Mum’s fury as top school separates daughter from other students because of ‘dip-dye’ hairstyle

WT24 Desk

A FURIOUS mum has threatened to pull her daughter out of a top school after she was separated from other pupils – because of her “dip-dye” hairstyle, The Sun reports. Diane Kelley has hit out at the school’s decision to put her teenage daughter into “inclusion” for her ombre hairdo.

Fuming Diane said the 13-year-old was separated from classmates in “inclusion” last week – despite one teacher complimenting the pupil on her new style at the start of term. The 45-year-old mum said: “I support the school policy for pupils going into inclusion for bad behaviour and I totally agree with the uniform policy, but for the colour of hair, I do not. If it was bright red or any other colour I would agree but not when it is just a little lighter.

“I suggested she puts it in a bun so it is all the same colour but that was not acceptable. How is her hair colour affecting her education? She is not allowed out at break or dinner to play with her friends.” Diane, from Walham, North East Lincolnshire, has now threatened to move Daisy to another school unless the academy allows the youngster back into class and ends her inclusion penalty.

Daisy, who wants to be an airline hostess or work in health and beauty, said: “There are loads of people with dip-dyed hair and there are teachers who have their roots showing for their dyed hair. “I had it like this for two weeks and a teacher said she liked it.”  Tollbar Academy, in Grimsby, remains firm students are not allowed two-tone, “extreme”, or “vivid” hair colours.
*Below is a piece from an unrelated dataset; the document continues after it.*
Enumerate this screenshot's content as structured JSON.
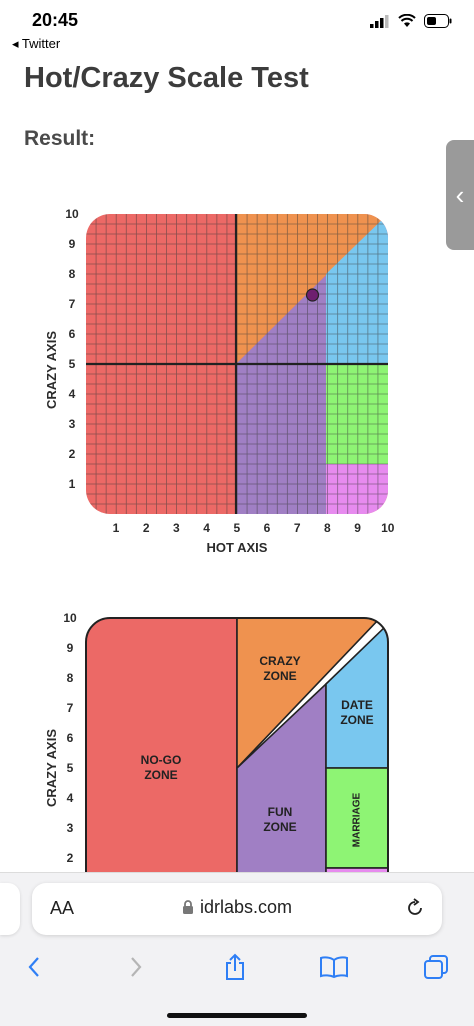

Stephen Moon, Principle of Tollbar Academy, said: “Readers will be aware that the Tollbar Academy Policy on two-tone hair was discussed extensively in the Grimsby Telegraph in September 2005. “This policy is widely published and has not changed. Parents are made aware of our Academy Dress Policy before they accept a place. Parents and students also sign the Home-Academy Agreement, agreeing to support the Academy’s policies when they commence their education at Tollbar.”

But disgruntled Diane, who is a former Tollbar student herself, remains firm and has demanded to see the minutes from the school’s governor’s meeting, where a hair colour ruling was made policy. She added: “It has got to the stage where I don’t want her in inclusion and have kept her at home and have asked for them to send her work here. But I have had no response.

“I think it is dogmatic. There is nothing wrong with her hair. I accept the rules have to be adhered to but they don’t have to be clones.” Tollbar’s school policy states that it is not allowed to have hairstyles which are extreme, with no vivid or two-tone hair colours, NO cuts shorter than a number 1 razor setting, NO patterns cut into hair, NO beaded braids or braids with cotton/material weaves, NO extensions which do not match natural hair colour.

For girls, a normal plain hair-slide, clip or ‘bobble’ is acceptable, but the multitude of hair ornaments favoured by some girls is not.  Any hairstyles that have a change in hair length must be blended. Hairstyles must be graduated with no ‘stepped’ patterns or lines.

Mohican hairstyles are not acceptable. This includes stepped haircuts similar to the different styles of Mohican haircuts.